Zonder titel want ik weet even helemaal niets.
Echt volkomen zonder tekst zit ik. Het is hopeloos. En vervelend ook. Ik wil juist heel graag een gezellig stukkie schrijven. Maar nee hoor. Niks, niks, niks.
Het is net als vroeger. Wanneer je je verveelde en je bij elk voorstel dat je moeder deed met opgetrokken neus nee schudde. Weet je dat nog?
Oh man. Wat kon ik me vroeger stierlijk vervelen zeg. Erg. Soms had je zo’n verveelbui samen. Met mijn zus bijvoorbeeld.
Dat kon dan nog wel eens aardig melig worden. Dat we vieze restaurantje gingen doen ofzo.
Het mooie is, dat het een soort fysieke opgewondenheid met zich meebracht terwijl het een puur textueel spelletje was.
Ik zat bijvoorbeeld op een stoel met mijn hoofd naar beneden en mijn benen tegen de leuning. Mijn zus lag voor me op de vloer te dweilen. En dan zeiden we omstebeurt een vies gerecht.

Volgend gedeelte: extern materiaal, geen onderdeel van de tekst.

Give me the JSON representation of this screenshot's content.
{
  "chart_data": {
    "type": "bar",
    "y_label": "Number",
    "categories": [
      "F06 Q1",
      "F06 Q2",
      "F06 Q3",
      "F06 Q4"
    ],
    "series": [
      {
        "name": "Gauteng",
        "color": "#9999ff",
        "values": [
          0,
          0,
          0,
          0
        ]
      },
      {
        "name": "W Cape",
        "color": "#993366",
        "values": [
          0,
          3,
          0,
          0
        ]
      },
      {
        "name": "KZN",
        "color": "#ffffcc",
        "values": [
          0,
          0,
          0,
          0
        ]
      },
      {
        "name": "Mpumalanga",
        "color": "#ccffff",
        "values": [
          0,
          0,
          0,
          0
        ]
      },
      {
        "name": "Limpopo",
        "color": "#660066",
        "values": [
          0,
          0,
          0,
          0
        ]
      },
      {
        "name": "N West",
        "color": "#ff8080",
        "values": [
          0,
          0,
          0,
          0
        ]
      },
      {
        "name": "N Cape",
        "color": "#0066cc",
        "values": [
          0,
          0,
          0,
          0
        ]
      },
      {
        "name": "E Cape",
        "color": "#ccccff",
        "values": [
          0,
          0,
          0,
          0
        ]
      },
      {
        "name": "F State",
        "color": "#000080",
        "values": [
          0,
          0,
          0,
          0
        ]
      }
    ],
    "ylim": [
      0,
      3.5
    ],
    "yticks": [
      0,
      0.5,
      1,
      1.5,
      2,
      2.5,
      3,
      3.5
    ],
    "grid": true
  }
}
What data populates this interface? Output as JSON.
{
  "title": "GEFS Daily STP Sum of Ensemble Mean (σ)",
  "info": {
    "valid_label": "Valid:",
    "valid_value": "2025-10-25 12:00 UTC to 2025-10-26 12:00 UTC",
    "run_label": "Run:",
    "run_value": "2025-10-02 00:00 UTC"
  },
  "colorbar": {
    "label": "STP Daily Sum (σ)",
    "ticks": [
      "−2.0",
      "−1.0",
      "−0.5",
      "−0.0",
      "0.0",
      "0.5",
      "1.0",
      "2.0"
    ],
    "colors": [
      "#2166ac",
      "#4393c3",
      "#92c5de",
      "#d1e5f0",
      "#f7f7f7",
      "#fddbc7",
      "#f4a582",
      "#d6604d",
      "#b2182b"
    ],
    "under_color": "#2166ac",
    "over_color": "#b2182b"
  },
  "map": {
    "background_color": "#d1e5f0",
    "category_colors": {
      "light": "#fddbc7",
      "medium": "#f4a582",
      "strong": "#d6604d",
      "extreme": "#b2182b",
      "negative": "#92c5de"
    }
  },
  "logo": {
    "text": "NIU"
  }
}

Een bekertje pies met gehakte poep was dan nog wel het minste om mee te beginnen.
Oeh!
Nou, zo weinig heb ik nu ongeveer te vertellen. Dus voor ik overga tot het opsommen van vieze gerechten ga ik maar gauw naar bed. Truste!

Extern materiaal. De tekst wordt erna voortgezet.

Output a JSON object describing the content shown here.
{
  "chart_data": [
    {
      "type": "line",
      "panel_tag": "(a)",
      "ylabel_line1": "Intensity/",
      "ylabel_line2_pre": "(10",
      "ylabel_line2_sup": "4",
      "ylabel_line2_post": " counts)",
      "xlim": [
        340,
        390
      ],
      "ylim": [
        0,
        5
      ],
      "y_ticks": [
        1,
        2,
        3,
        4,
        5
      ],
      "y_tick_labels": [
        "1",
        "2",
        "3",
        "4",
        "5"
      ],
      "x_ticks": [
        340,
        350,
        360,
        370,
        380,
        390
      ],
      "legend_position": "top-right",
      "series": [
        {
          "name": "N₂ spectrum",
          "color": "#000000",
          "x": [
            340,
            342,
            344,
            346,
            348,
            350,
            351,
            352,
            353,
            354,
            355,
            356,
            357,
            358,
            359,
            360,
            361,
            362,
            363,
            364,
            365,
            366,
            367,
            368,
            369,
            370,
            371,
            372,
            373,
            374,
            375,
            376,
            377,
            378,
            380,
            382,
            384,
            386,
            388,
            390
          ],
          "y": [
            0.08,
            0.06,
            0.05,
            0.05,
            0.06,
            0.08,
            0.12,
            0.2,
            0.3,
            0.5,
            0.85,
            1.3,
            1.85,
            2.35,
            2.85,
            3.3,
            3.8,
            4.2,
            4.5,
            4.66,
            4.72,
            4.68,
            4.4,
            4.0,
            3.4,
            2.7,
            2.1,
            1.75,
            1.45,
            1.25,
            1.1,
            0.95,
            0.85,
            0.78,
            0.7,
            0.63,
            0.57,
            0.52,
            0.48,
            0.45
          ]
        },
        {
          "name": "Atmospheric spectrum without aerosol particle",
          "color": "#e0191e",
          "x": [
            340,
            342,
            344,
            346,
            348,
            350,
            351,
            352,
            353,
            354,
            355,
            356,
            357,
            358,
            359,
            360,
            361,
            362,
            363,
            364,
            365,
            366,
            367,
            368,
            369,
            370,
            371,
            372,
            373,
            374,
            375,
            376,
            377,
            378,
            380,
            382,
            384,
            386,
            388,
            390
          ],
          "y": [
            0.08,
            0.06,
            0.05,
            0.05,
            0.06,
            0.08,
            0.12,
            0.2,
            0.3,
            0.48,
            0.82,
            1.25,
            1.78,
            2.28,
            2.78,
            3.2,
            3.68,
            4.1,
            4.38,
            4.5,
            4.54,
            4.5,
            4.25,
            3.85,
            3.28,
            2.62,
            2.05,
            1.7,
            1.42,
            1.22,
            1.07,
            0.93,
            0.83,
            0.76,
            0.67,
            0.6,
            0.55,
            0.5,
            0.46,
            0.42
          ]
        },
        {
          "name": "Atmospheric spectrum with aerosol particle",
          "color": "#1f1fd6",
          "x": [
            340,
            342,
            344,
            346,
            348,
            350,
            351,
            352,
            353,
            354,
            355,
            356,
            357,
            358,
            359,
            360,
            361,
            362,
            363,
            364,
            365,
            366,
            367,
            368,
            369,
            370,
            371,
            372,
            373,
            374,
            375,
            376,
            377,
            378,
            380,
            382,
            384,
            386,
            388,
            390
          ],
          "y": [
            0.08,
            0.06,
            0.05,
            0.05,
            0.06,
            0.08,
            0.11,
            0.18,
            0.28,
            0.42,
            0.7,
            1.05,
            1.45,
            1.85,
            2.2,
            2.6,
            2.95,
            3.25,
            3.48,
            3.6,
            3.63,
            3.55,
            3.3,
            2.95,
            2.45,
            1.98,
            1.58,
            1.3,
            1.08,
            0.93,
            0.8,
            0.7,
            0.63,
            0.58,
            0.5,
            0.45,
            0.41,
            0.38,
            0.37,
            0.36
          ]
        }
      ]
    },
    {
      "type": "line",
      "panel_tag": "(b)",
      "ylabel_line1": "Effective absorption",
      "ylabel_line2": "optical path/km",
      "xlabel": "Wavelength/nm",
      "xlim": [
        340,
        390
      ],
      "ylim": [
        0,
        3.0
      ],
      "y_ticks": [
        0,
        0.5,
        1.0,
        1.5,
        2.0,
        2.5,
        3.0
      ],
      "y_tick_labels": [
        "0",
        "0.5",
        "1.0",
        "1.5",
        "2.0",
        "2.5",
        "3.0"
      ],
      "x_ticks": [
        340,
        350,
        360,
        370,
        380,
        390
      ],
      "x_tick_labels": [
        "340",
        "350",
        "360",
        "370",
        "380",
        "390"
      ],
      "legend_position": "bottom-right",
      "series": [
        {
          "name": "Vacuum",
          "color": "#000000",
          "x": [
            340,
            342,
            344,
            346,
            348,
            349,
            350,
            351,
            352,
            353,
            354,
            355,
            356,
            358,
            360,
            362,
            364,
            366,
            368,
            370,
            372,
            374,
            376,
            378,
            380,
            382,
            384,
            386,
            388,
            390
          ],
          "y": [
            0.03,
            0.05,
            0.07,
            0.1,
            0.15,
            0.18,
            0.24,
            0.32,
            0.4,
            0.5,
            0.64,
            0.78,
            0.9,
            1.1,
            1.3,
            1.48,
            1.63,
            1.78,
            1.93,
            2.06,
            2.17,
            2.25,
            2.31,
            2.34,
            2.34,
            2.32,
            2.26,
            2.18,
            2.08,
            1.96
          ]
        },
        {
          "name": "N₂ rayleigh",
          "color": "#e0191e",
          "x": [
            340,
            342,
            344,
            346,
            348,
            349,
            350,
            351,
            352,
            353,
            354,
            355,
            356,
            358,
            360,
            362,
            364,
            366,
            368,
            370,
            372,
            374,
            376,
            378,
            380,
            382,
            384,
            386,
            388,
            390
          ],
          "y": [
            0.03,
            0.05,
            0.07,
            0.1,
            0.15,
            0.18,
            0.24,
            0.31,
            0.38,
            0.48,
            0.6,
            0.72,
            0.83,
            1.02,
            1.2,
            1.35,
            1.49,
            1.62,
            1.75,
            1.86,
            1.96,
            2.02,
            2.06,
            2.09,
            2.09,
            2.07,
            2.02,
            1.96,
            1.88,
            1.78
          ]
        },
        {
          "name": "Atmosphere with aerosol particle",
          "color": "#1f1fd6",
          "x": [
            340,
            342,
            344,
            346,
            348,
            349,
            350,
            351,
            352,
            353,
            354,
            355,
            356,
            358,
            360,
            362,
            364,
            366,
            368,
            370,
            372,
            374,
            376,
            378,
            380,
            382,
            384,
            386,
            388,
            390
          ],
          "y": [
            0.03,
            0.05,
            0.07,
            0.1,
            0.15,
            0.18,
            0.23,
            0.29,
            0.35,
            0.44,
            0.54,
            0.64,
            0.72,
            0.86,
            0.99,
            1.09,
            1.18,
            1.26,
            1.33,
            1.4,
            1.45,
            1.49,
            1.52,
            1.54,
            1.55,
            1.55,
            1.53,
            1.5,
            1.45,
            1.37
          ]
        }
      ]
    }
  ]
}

Pure verwennerij als je het mij vraagt.
Hebbie een slechte bui soms?
‘Nou, het gaat.’
Steevast mijn antwoord op de hoegaathetvraag.

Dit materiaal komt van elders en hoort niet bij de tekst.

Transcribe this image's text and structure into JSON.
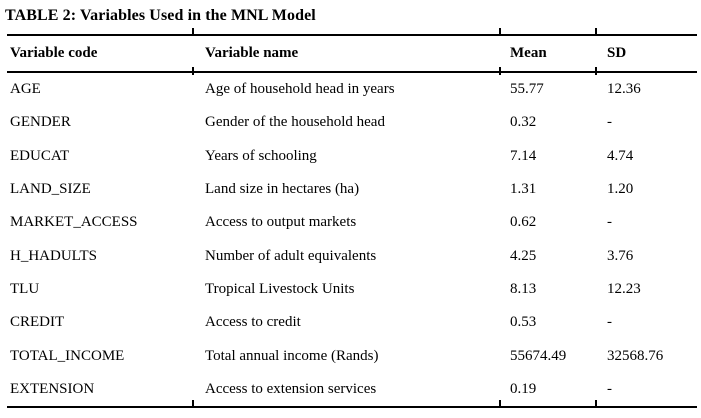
{
  "table": {
    "title": "TABLE 2: Variables Used in the MNL Model",
    "columns": [
      "Variable code",
      "Variable name",
      "Mean",
      "SD"
    ],
    "rows": [
      {
        "code": "AGE",
        "name": "Age of household head in years",
        "mean": "55.77",
        "sd": "12.36"
      },
      {
        "code": "GENDER",
        "name": "Gender of the household head",
        "mean": "0.32",
        "sd": "-"
      },
      {
        "code": "EDUCAT",
        "name": "Years of schooling",
        "mean": "7.14",
        "sd": "4.74"
      },
      {
        "code": "LAND_SIZE",
        "name": "Land size in hectares (ha)",
        "mean": "1.31",
        "sd": "1.20"
      },
      {
        "code": "MARKET_ACCESS",
        "name": "Access to output markets",
        "mean": "0.62",
        "sd": "-"
      },
      {
        "code": "H_HADULTS",
        "name": "Number of adult equivalents",
        "mean": "4.25",
        "sd": "3.76"
      },
      {
        "code": "TLU",
        "name": "Tropical Livestock Units",
        "mean": "8.13",
        "sd": "12.23"
      },
      {
        "code": "CREDIT",
        "name": "Access to credit",
        "mean": "0.53",
        "sd": "-"
      },
      {
        "code": "TOTAL_INCOME",
        "name": "Total annual income (Rands)",
        "mean": "55674.49",
        "sd": "32568.76"
      },
      {
        "code": "EXTENSION",
        "name": "Access to extension services",
        "mean": "0.19",
        "sd": "-"
      }
    ],
    "colors": {
      "text": "#000000",
      "background": "#ffffff",
      "rule": "#000000"
    }
  }
}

Soms komt er een spontaan en optimistiesch ‘goed’.
Zelden een enthousiast ‘geweldig’.
Wie mij niet kent schrikt ervan.
Wie me enigszins kent lacht om mijn karakteristieke pessimisme.
(Wie me goed kent stelt een andere vraag denk ik.)
Maar.
Het is het soort vraag dat een kort hooguit vijfwoordig antwoord vergt. Daar passen de nuances niet in. Dat het met het ene wel goed gaat maar dat het andere te wensen overlaat en dat dit of dat ronduit slecht loopt.
Nee. Dat willen ze allemaal niet horen als ze vragen hoe het gaat. Dus zeg ik dat het gaat.
Nou goed!
(Ja en die foto heeft er niets mee te maken. Ik heb ook een fotootje van de zooi in mijn werkkamer waar ik na de koffie aan ga beginnen. Die zou beter passen, maar ik ga hem niet plaatsen. Zit ik thuis in de rommel ga ik er ook nog op mijn website naar zitten kijken. Ja dahag!)
Afscheid #2.
De laatste dan. Maar niks geen poespas hoor.
Gewoon een plaatje en een praatje over koeien en koffie.
Dat was het dan: twee jaar mijn zus en ik.
Nu moet ik even naar de Hema. Sokken kopen. Want ik heb kouwe voeten.
Er zijn mensen die alleen sokken in koelcellen dragen. Of die met blote voeten in hun laarzen gaan. Nou. Ik niet hoor. Ik ben meer van het blote poten, koud zeil.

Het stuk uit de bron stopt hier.